Last night's was wonderful. It was much like the others. I held him throughout the entire dream. It was Ayden, Jeremy, and myself. We were at a get together at a friend's house. And much like the other dreams, we both knew he wasn't supposed to be there, but we held onto him as long as we could because we knew it wouldn't last. I remember walking up to the party holding him, and there were so many people there with their kids....most of them babies. And I remember feeling so happy because my arms weren't empty. Everyone was so happy to see Ayden. And, as usual, he was his smiley, happy self. He leaned his head against my cheek as he did so many times when I held him. He smiled, cooed, and laughed. And throughout the entire dream, Jeremy and I were trying to figure out what we could do to keep him with us. It was as if the setting was 2 weeks before we knew he would be leaving us, and we were planning for the 25th....trying to figure out how one of us could stay home with him....or if one of us could pick him up early from daycare right before we knew it was supposed to happen.....thinking of everything we could to prevent it from happening so we could keep him with us.

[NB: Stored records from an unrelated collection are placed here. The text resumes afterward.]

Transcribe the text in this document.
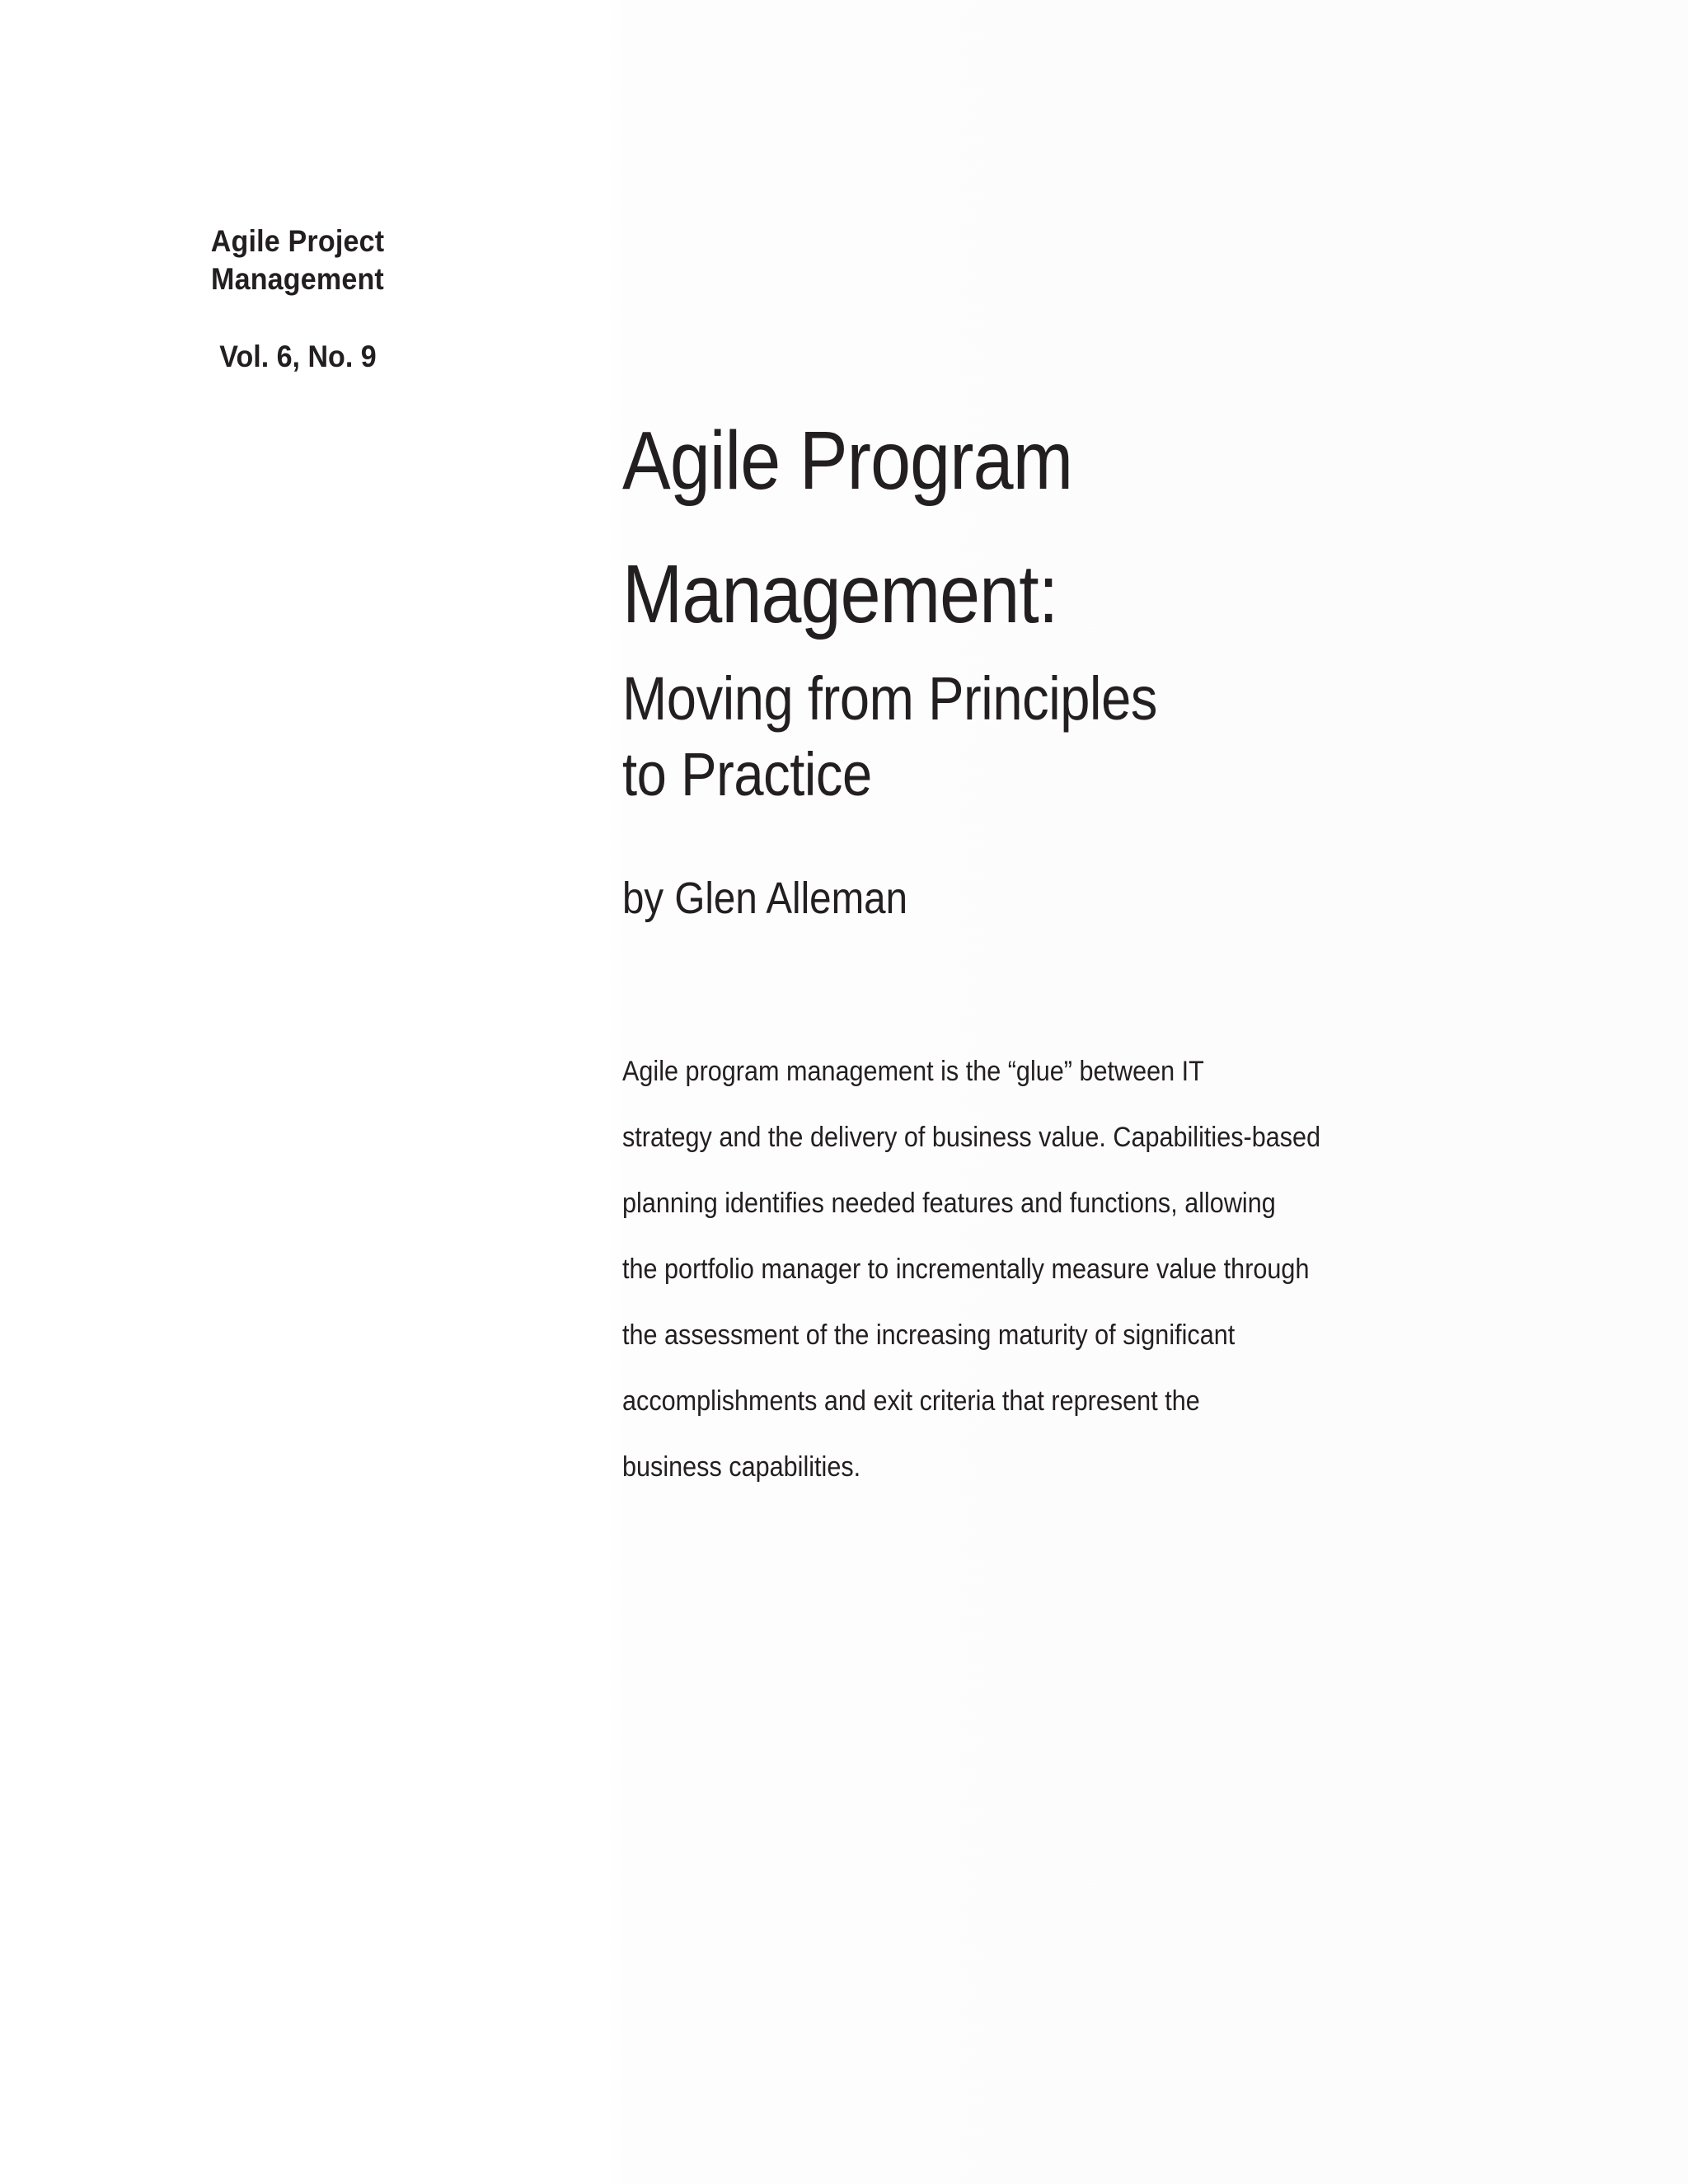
Agile Project
Management
Vol. 6, No. 9
Agile Program
Management:
Moving from Principles
to Practice
by Glen Alleman
Agile program management is the “glue” between IT
strategy and the delivery of business value. Capabilities-based
planning identifies needed features and functions, allowing
the portfolio manager to incrementally measure value through
the assessment of the increasing maturity of significant
accomplishments and exit criteria that represent the
business capabilities.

Then, the party ended, and we all got into the car. Then, I looked behind me, and his carseat was empty. In the dream, I just sighed....

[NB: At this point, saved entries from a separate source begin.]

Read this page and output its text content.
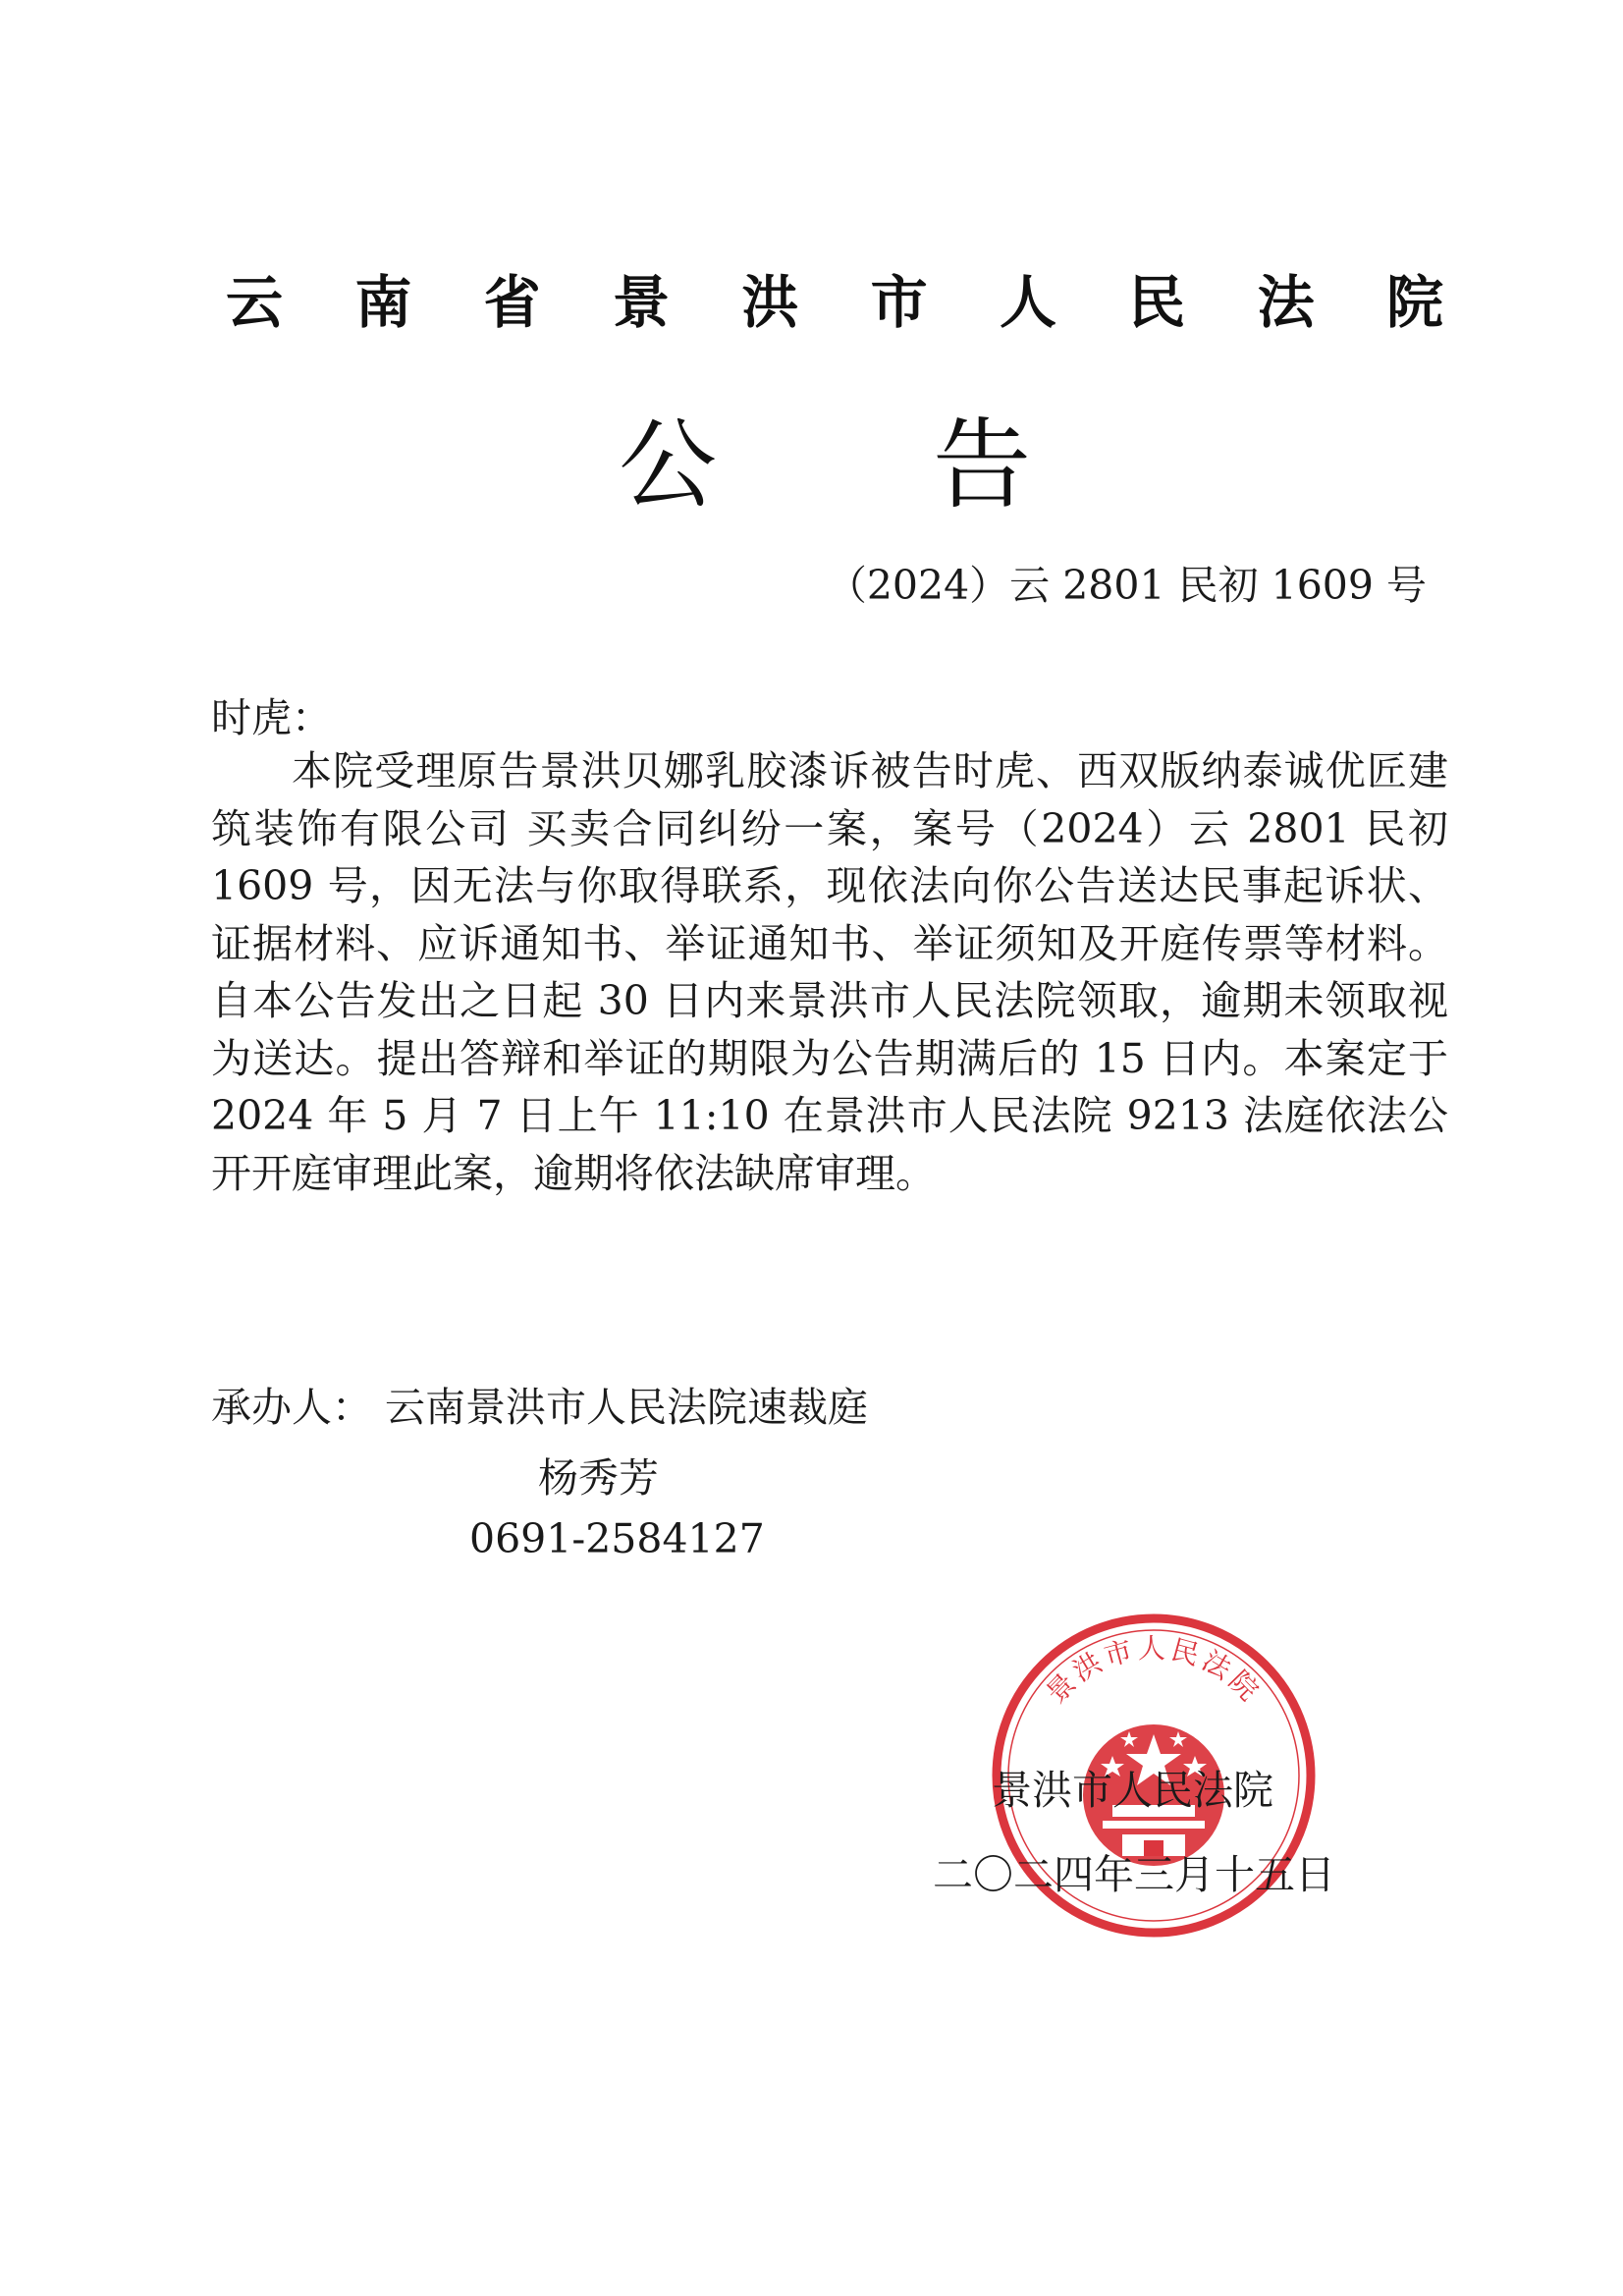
云 南 省 景 洪 市 人 民 法 院
公 告
（2024）云 2801 民初 1609 号
时虎：

本院受理原告景洪贝娜乳胶漆诉被告时虎、西双版纳泰诚优匠建筑装饰有限公司 买卖合同纠纷一案，案号（2024）云 2801 民初 1609 号，因无法与你取得联系，现依法向你公告送达民事起诉状、证据材料、应诉通知书、举证通知书、举证须知及开庭传票等材料。自本公告发出之日起 30 日内来景洪市人民法院领取，逾期未领取视为送达。提出答辩和举证的期限为公告期满后的 15 日内。本案定于 2024 年 5 月 7 日上午 11:10 在景洪市人民法院 9213 法庭依法公开开庭审理此案，逾期将依法缺席审理。

承办人： 云南景洪市人民法院速裁庭
杨秀芳
0691-2584127
景洪市人民法院
景洪市人民法院
二〇二四年三月十五日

But today, I've walked around with such a heavy heart. I just miss him so much. And I would give anything to have him back, just for an hour.....just to hold him one more time.
We did another interview yesterday. Our last interview, I hope. This one was more personal because it was done at home, and the guy interviewing us "knew" us. The questions were hard to answer.....remembering Ayden so personally was hard. It just hurts. And it's not a pain that just goes away. It always comes back. It isn't temporary, and it never will be. I will look at our future children and always see the one who is missing. Our family will never be "whole." We'll always be without Ayden, and that realization is painful.

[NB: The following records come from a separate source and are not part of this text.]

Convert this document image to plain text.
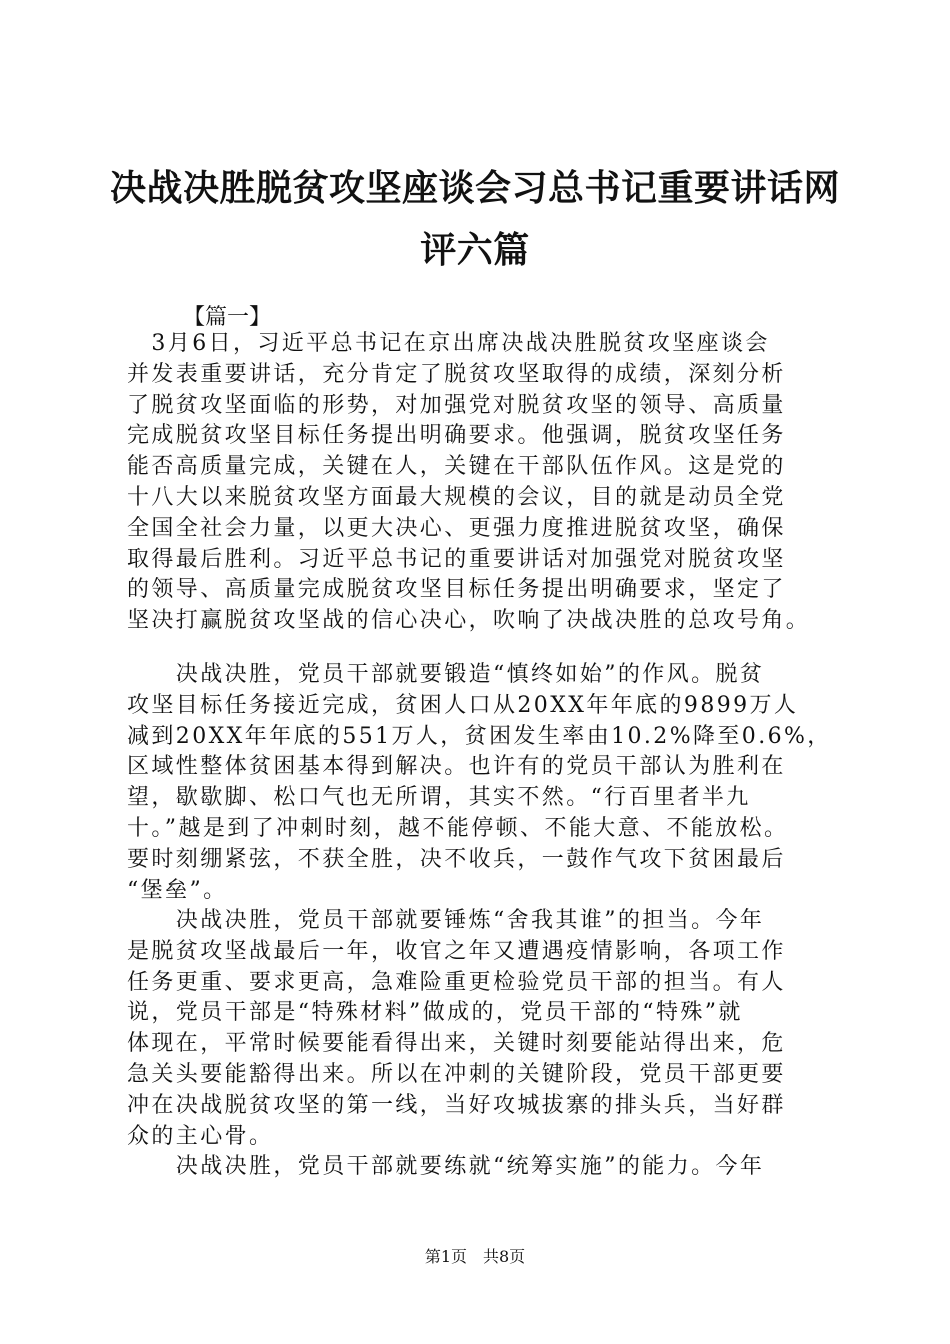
决战决胜脱贫攻坚座谈会习总书记重要讲话网
评六篇
【篇一】
　3月6日，习近平总书记在京出席决战决胜脱贫攻坚座谈会
并发表重要讲话，充分肯定了脱贫攻坚取得的成绩，深刻分析
了脱贫攻坚面临的形势，对加强党对脱贫攻坚的领导、高质量
完成脱贫攻坚目标任务提出明确要求。他强调，脱贫攻坚任务
能否高质量完成，关键在人，关键在干部队伍作风。这是党的
十八大以来脱贫攻坚方面最大规模的会议，目的就是动员全党
全国全社会力量，以更大决心、更强力度推进脱贫攻坚，确保
取得最后胜利。习近平总书记的重要讲话对加强党对脱贫攻坚
的领导、高质量完成脱贫攻坚目标任务提出明确要求，坚定了
坚决打赢脱贫攻坚战的信心决心，吹响了决战决胜的总攻号角。
　　决战决胜，党员干部就要锻造“慎终如始”的作风。脱贫
攻坚目标任务接近完成，贫困人口从20XX年年底的9899万人
减到20XX年年底的551万人，贫困发生率由10.2%降至0.6%，
区域性整体贫困基本得到解决。也许有的党员干部认为胜利在
望，歇歇脚、松口气也无所谓，其实不然。“行百里者半九
十。”越是到了冲刺时刻，越不能停顿、不能大意、不能放松。
要时刻绷紧弦，不获全胜，决不收兵，一鼓作气攻下贫困最后
“堡垒”。
　　决战决胜，党员干部就要锤炼“舍我其谁”的担当。今年
是脱贫攻坚战最后一年，收官之年又遭遇疫情影响，各项工作
任务更重、要求更高，急难险重更检验党员干部的担当。有人
说，党员干部是“特殊材料”做成的，党员干部的“特殊”就
体现在，平常时候要能看得出来，关键时刻要能站得出来，危
急关头要能豁得出来。所以在冲刺的关键阶段，党员干部更要
冲在决战脱贫攻坚的第一线，当好攻城拔寨的排头兵，当好群
众的主心骨。
　　决战决胜，党员干部就要练就“统筹实施”的能力。今年
第1页　共8页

One day, though, we will be a whole family. I pray often that our future children will learn from this and that they will decide to be believers as well. Only then can we all be promised to be a whole family again. I like to think that our future children will know Ayden somehow. I don't know how that works, but I like to think he gets to meet them before we do. He'll always be the oldest....the big brother, but he'll also always be the baby of the family.
I was doing well until today. Just happens that way sometimes. It helps to have times like this when I just breakdown and let myself feel it all. Missing him just hurts so badly.
Thank you all for continuing to keep us in your thoughts and prayers. I hope you all have a safe and Merry Christmas. I like to visualize Ayden celebrating the birth of Christ....right there with Him....wow. I wish I could see it.